There are several instances of (2), namely the case where the variance of a UMVU estimator exceeds the Cramer-Rao lower bound. Here are some common examples:
- Estimation of $e^{-\theta}$ when $X_1,\ldots,X_n$ are i.i.d $\mathsf{Poisson}(\theta)$:
Consider the case $n=1$ separately.

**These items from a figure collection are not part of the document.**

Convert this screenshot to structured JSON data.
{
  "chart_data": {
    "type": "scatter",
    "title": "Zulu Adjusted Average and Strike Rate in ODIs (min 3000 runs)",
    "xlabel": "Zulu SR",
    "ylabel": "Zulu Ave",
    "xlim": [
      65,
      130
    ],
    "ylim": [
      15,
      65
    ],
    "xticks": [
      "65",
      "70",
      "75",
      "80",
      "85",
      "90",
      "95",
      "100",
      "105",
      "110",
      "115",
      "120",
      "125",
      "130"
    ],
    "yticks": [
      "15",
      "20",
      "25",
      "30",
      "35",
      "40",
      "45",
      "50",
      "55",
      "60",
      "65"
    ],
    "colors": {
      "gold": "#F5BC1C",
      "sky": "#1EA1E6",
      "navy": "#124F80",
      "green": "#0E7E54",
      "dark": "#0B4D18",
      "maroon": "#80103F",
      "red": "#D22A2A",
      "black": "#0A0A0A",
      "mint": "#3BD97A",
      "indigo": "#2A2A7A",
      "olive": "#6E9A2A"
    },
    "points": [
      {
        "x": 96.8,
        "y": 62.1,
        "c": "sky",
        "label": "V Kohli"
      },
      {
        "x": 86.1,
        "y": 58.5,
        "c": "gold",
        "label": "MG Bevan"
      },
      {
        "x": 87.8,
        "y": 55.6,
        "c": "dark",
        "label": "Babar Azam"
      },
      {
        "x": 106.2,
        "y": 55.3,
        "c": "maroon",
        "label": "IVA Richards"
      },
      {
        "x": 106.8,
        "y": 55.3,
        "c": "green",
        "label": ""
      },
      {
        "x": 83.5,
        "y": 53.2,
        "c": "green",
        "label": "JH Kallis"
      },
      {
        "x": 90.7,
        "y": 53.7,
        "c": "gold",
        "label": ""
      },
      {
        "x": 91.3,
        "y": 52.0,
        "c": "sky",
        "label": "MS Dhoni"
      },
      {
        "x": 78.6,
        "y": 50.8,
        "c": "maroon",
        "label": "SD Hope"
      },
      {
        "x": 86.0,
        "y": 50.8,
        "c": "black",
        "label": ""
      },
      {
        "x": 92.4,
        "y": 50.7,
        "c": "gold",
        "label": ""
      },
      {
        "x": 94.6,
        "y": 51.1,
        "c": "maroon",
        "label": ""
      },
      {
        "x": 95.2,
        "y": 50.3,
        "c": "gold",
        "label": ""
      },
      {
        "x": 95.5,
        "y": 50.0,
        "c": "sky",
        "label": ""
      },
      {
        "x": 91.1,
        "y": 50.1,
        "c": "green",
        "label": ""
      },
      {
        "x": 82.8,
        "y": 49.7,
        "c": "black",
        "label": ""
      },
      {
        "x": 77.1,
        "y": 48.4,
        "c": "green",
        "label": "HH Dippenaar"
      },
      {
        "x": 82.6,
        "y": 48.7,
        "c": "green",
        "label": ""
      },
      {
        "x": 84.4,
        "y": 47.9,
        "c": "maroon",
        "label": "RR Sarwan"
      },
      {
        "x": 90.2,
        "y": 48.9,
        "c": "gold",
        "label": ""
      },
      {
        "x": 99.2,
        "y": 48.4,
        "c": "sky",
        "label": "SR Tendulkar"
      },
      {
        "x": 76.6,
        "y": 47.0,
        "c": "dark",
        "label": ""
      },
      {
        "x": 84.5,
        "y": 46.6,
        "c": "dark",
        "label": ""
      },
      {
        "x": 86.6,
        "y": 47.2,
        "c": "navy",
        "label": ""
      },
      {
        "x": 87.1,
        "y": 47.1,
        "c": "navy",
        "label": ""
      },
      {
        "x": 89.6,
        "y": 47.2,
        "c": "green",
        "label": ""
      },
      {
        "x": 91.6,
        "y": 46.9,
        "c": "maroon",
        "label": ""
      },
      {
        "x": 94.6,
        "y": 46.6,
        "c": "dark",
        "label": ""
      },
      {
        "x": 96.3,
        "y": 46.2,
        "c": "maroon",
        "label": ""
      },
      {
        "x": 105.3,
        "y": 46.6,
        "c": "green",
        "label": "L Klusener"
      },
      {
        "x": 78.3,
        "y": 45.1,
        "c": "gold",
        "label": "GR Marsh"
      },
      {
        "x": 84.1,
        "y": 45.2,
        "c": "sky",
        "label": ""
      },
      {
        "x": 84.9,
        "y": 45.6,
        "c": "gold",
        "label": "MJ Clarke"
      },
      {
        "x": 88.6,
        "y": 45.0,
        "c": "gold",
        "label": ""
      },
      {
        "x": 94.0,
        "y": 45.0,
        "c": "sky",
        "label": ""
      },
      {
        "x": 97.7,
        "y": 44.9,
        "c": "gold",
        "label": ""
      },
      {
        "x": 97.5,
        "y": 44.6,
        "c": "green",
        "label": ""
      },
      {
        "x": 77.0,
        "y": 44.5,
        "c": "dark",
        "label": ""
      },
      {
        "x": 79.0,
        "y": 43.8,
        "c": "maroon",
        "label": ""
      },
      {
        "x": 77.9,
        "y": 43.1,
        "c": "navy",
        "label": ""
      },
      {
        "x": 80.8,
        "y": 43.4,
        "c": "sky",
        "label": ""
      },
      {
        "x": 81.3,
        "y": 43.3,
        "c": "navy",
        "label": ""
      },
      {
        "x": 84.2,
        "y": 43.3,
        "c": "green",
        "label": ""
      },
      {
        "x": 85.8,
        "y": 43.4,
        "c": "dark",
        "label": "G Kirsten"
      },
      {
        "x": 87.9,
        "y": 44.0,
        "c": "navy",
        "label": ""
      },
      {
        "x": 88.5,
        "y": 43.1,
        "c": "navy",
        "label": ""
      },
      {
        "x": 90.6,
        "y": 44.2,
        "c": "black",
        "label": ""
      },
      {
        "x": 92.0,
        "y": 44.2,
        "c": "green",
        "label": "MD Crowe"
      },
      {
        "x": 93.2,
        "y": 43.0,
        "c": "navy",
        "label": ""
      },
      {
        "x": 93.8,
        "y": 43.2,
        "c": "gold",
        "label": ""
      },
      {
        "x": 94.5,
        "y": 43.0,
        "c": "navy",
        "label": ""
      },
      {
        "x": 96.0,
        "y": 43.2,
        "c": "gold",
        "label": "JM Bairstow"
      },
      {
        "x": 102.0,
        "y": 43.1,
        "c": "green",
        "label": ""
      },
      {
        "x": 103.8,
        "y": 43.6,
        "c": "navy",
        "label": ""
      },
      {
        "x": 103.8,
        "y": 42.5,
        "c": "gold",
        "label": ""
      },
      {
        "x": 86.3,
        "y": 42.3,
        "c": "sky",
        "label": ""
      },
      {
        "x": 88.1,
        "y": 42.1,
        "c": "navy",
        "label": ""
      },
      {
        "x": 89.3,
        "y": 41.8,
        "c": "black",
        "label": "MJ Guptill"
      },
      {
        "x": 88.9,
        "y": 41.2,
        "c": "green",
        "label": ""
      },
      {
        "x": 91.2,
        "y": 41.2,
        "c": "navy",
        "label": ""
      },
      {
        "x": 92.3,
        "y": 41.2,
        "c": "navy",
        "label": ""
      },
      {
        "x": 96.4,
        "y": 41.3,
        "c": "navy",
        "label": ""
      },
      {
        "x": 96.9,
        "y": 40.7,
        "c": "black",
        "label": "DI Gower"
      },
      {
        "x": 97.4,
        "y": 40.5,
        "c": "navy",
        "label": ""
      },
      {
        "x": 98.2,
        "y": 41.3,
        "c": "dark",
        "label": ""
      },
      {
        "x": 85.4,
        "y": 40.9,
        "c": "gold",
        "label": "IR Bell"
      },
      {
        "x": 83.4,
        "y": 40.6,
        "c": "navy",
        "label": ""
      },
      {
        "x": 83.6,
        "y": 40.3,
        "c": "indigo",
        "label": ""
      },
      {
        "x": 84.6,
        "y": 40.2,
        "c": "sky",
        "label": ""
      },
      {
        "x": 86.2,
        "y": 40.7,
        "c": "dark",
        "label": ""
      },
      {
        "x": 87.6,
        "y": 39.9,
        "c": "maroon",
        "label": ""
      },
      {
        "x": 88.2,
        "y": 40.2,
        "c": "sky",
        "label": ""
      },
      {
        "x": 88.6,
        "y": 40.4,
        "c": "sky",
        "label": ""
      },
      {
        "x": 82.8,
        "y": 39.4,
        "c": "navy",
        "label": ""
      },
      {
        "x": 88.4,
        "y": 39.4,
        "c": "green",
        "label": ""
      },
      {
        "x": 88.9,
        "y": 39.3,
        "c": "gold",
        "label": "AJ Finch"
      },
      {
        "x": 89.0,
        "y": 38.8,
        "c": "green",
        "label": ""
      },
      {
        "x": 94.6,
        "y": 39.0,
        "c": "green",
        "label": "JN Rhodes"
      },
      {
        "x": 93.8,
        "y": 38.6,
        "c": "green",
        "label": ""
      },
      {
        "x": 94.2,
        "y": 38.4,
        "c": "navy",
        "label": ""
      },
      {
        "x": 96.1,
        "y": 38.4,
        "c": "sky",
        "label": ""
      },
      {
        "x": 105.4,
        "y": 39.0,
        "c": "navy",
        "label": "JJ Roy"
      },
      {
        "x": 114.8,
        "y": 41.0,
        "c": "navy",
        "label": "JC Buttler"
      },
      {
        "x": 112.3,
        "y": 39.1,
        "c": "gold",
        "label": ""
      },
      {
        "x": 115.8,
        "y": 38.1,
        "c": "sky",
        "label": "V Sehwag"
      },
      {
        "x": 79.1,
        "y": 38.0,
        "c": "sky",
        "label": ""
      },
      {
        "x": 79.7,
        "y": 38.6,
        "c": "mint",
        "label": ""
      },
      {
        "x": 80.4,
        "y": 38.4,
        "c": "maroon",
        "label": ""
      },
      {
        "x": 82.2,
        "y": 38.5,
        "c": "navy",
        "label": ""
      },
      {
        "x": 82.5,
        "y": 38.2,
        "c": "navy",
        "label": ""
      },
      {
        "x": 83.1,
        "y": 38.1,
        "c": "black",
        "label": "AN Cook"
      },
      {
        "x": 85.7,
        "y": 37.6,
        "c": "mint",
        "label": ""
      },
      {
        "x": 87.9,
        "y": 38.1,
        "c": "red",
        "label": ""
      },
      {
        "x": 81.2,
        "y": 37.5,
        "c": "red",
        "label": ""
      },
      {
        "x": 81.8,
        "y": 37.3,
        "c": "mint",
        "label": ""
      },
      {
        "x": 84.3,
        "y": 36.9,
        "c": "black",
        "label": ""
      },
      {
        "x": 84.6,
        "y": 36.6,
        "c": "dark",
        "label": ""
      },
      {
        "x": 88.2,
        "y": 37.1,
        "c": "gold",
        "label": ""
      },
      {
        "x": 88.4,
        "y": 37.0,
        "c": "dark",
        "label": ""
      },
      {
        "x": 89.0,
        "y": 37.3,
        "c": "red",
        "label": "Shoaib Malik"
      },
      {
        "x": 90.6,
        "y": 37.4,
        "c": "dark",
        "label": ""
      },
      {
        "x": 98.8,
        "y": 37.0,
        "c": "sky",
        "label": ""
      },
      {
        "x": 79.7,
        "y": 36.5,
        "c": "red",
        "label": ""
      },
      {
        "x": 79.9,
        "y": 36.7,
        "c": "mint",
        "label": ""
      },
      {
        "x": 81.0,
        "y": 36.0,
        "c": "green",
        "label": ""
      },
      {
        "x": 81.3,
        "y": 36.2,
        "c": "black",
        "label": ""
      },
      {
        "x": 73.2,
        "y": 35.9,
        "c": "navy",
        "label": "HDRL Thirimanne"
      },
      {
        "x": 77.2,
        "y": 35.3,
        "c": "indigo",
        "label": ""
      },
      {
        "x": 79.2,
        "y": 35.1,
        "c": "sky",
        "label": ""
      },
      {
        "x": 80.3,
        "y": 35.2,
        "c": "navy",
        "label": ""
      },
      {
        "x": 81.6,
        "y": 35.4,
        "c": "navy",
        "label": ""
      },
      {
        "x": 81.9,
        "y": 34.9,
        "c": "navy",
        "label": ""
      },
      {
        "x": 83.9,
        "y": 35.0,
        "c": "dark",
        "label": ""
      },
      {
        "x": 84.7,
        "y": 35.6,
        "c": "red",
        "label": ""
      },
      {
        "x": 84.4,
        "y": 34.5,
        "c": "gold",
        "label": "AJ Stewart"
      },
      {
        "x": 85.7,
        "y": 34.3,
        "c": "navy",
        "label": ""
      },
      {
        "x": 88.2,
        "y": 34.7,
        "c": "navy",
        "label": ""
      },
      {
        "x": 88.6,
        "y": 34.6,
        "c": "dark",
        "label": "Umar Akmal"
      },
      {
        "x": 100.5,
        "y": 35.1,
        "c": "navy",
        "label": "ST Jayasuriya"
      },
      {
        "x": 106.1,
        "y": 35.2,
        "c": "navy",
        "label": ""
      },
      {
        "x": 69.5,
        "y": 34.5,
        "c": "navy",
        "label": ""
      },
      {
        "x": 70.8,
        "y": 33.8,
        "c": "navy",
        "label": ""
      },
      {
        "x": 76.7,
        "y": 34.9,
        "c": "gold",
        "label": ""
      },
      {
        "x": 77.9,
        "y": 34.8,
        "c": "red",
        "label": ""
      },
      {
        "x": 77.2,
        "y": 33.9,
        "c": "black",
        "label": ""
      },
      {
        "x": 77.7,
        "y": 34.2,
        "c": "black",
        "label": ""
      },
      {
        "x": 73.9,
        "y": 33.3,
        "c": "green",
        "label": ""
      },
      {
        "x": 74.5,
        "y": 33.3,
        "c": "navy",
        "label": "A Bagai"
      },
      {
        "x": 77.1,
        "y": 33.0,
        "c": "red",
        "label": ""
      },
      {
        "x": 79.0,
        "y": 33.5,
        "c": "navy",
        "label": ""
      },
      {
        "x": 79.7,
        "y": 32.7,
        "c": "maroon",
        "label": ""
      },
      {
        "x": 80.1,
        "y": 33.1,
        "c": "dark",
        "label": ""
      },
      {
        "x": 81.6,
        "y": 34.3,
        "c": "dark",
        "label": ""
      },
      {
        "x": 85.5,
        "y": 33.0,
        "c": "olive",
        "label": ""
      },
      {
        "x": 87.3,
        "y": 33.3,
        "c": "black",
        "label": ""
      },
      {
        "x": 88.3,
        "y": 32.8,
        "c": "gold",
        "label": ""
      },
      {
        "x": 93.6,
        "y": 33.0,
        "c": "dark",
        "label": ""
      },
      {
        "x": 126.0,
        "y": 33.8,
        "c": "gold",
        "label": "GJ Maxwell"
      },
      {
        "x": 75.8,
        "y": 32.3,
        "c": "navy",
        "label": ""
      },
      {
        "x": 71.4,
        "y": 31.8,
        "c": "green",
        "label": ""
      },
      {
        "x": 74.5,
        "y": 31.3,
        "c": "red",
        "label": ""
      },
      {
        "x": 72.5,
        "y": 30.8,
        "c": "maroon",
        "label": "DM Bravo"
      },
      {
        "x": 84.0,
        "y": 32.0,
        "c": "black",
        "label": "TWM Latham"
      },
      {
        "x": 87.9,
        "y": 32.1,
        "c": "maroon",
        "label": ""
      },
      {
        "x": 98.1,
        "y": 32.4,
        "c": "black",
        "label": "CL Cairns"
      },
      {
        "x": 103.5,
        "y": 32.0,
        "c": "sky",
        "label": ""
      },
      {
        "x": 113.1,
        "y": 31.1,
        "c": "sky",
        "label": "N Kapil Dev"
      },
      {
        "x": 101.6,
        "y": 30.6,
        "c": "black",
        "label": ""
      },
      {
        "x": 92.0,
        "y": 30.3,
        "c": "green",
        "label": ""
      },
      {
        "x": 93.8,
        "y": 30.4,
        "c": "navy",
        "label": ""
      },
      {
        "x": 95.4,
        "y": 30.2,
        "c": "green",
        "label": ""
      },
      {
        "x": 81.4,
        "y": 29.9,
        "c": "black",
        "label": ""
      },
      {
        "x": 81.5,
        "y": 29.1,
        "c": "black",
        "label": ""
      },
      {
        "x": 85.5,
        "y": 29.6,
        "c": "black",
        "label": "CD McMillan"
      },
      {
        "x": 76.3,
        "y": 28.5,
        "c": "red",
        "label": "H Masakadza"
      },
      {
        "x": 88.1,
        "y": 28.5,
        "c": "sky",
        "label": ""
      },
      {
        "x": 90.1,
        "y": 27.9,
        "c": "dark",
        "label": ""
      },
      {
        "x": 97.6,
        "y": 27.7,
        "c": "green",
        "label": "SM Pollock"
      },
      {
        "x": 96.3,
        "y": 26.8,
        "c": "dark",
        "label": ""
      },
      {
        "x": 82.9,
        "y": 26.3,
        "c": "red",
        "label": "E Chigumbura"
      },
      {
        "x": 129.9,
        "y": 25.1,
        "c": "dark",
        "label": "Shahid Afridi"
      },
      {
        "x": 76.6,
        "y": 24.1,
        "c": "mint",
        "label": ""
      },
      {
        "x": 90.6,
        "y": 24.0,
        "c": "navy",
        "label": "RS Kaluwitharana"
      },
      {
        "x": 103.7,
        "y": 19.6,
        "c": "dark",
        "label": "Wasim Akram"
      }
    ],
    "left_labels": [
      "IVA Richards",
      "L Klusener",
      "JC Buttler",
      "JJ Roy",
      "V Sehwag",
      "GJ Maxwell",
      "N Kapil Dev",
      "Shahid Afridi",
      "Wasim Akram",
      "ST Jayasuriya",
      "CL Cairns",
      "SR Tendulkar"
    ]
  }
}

Here we are to estimate the parametric function $e^{-\theta}=\delta$ (say) based on $X\sim\mathsf{Poisson}(\theta) $.
Suppose $T(X)$ is unbiased for $\delta$.
Therefore, $$E_{\theta}[T(X)]=\delta\quad,\forall\,\theta$$
Or, $$\sum_{j=0}^\infty T(j)\frac{\delta(\ln (\frac{1}{\delta}))^j}{j!}=\delta\quad,\forall\,\theta$$
That is, $$T(0)\delta+T(1)\delta\cdot\ln\left(\frac{1}{\delta}\right)+\cdots=\delta\quad,\forall\,\theta$$
So we have the unique unbiased estimator (hence also UMVUE) of $\delta(\theta)$:
$$T(X)=\begin{cases}1&,\text{ if }X=0 \\ 0&,\text{ otherwise }\end{cases}$$
Clearly,
\begin{align}
\operatorname{Var}_{\theta}(T(X))&=P_{\theta}(X=0)(1-P_{\theta}(X=0))
\\&=e^{-\theta}(1-e^{-\theta})
\end{align}
The Cramer-Rao bound for $\delta$ is $$\text{CRLB}(\delta)=\frac{\left(\frac{d}{d\theta}\delta(\theta)\right)^2}{I(\theta)}\,,$$
where $I(\theta)=E_{\theta}\left[\frac{\partial}{\partial\theta}\ln f_{\theta}(X)\right]^2=\frac1{\theta}$ is the Fisher information, $f_{\theta}$ being the pmf of $X$.
This eventually reduces to $$\text{CRLB}(\delta)=\theta e^{-2\theta}$$
Now take the ratio of variance of $T$ and the Cramer-Rao bound:
\begin{align}
\frac{\operatorname{Var}_{\theta}(T(X))}{\text{CRLB}(\delta)}&=\frac{e^{-\theta}(1-e^{-\theta})}{\theta e^{-2\theta}}
\\&=\frac{e^{\theta}-1}{\theta}
\\&=\frac{1}{\theta}\left[\left(1+\theta+\frac{\theta^2}{2}+\cdots\right)-1\right]
\\&=1+\frac{\theta}{2}+\cdots
\\&>1
\end{align}
With exactly same calculation this conclusion holds here if there is a sample of $n$ observations with $n>1$. In this case the UMVUE of $\delta$ is $\left(1-\frac1n\right)^{\sum_{i=1}^n X_i}$ with variance $e^{-2\theta}(e^{\theta/n}-1)$.
- Estimation of $\theta$ when $X_1,\ldots,X_n$ ( $n>1$) are i.i.d $\mathsf{Exp}$ with mean $1/\theta$:
Here UMVUE of $\theta$ is $\hat\theta=\frac{n-1}{\sum_{i=1}^n X_i}$, as shown here.
Using the Gamma distribution of $\sum\limits_{i=1}^n X_i$, a straightforward calculation shows $$\operatorname{Var}_{\theta}(\hat\theta)=\frac{\theta^2}{n-2}>\frac{\theta^2}{n}=\text{CRLB}(\theta)\quad,\,n>2$$
Since several distributions can be transformed to this exponential distribution, this example in fact generates many more examples.
- Estimation of $\theta^2$ when $X_1,\ldots,X_n$ are i.i.d $N(\theta,1)$:
The UMVUE of $\theta^2$ is $\overline X^2-\frac1n$ where $\overline X$ is sample mean. Among other drawbacks, this estimator can be shown to be not attaining the lower bound. See page 4 of this note for details.